MINNEAPOLIS (WCCO) -- In the wake of the 10-year anniversary, we've been sifting through our own footage of the 35W bridge collapse. We've found some powerful images of people rushing to help.

This is one of them: An officer walking about a half mile to get a woman to an ambulance.

A decade later, we found the officer and for the first time, he watched our raw video.
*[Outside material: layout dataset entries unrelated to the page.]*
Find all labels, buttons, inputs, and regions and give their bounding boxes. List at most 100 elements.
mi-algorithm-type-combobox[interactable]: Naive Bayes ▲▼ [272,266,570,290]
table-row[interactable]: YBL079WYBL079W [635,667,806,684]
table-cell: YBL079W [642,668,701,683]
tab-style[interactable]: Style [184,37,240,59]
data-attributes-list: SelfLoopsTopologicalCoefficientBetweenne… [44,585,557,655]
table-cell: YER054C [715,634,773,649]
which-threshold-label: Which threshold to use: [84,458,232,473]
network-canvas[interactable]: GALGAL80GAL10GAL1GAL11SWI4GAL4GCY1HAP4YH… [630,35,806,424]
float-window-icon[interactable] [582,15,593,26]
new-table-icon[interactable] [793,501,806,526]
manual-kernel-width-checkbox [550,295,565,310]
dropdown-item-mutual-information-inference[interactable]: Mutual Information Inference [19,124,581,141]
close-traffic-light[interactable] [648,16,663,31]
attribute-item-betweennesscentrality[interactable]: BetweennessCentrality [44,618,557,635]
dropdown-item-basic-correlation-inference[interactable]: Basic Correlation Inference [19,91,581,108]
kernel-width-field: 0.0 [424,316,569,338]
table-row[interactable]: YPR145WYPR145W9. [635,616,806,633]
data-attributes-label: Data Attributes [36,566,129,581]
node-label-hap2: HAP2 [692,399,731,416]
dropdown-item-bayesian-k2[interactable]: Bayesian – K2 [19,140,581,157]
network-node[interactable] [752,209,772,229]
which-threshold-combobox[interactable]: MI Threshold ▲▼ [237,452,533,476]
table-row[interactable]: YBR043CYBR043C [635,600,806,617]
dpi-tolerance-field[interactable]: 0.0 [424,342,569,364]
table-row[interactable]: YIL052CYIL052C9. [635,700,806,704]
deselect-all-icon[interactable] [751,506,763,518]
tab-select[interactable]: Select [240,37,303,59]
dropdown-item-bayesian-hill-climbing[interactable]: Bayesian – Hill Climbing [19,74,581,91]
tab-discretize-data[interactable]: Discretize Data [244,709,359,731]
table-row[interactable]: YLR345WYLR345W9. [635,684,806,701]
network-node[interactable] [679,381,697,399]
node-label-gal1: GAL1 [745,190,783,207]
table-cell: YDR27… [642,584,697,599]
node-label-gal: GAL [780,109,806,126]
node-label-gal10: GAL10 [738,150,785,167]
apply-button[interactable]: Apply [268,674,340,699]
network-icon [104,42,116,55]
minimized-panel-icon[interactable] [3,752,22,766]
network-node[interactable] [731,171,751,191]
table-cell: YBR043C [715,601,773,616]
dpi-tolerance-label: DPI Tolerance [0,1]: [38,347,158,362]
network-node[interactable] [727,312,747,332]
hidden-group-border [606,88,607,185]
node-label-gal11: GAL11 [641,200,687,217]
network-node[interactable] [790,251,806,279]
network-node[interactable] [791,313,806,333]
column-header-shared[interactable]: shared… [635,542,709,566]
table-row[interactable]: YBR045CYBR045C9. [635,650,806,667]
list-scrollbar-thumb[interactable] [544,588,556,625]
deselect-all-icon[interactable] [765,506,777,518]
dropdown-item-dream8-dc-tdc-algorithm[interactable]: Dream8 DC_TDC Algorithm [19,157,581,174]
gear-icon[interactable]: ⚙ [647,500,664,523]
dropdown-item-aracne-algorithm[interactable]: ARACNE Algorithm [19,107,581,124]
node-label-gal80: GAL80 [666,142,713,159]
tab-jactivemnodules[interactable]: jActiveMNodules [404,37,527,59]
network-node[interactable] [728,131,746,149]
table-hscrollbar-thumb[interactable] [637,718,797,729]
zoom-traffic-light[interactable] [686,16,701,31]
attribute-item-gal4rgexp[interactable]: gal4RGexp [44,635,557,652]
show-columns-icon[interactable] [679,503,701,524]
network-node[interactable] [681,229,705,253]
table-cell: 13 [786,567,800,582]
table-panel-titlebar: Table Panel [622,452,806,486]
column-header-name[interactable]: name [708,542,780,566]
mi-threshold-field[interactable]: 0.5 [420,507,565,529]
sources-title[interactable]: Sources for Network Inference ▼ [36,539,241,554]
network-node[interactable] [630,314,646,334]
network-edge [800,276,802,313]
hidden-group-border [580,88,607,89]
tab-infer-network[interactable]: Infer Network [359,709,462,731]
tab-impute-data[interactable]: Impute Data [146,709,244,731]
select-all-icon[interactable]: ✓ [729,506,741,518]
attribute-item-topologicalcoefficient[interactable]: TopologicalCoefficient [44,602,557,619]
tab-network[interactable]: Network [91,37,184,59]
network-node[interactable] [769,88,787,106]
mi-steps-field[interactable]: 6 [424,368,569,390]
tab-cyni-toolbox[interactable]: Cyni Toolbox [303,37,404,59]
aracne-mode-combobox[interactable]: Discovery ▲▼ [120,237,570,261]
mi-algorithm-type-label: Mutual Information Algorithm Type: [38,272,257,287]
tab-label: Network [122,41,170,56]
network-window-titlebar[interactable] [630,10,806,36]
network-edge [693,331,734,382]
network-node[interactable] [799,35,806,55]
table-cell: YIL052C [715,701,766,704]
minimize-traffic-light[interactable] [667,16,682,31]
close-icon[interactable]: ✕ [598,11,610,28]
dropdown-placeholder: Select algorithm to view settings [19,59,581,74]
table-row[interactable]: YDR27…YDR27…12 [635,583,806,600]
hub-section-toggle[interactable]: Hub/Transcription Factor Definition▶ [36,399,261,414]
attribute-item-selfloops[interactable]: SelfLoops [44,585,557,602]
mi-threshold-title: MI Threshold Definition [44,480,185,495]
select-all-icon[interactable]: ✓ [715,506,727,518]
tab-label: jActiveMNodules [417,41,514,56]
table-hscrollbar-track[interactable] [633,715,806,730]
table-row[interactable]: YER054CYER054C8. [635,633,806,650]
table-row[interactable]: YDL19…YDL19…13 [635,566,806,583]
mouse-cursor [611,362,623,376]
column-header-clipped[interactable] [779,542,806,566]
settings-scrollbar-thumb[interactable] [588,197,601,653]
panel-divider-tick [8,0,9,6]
Officer Brian Thureson also spoke publicly in the first time in 10 years.

As the chaos erupted, the police dispatches started going out.  Officer Thureson recalls the voice he heard on his radio.

"I believe he just 'said send any and all resources.' I responded, I left my off-duty job and went to the bridge," Thureson said.

The 31-year-old canine officer quickly made it to the West Bank.

"It was just so surreal, there were people who need our helped, there were vehicles on fire, the bridge was obviously destroyed so we just headed down there to find people who needed our help," Thureson said.

And this video WCCO captured moments after the collapse shows what Officer Thureson did, identifying the person who seemed most critical and carrying her up two football fields in length to help.

Of the day he says, "I think it was truly horrific what happened and I'm sorry for the people who lost their lives and the people who were severely injured and that we think about them a lot."

Until now, he only had his memory to go off of.  We showed him the video of his walk to the ambulance carrying a bleeding woman who tightly gripped his back.

"That's pretty powerful," he said. "I remember her voice and I feel bad for the trauma she must have been going through at that time."

It's an image you could call heroic, but he'd rather you not.

"Yeah, I'm not really into that. I think the people who are heroes are not only the people who lost their lives, but the people who were injured and had to fight to get healthy.  Those are the heroes in my mind," Thureson said.

Officer Thureson says he doesn't know the name of the woman he helped rescue, but he thinks of her and the other victims often, especially when he drives over that bridge.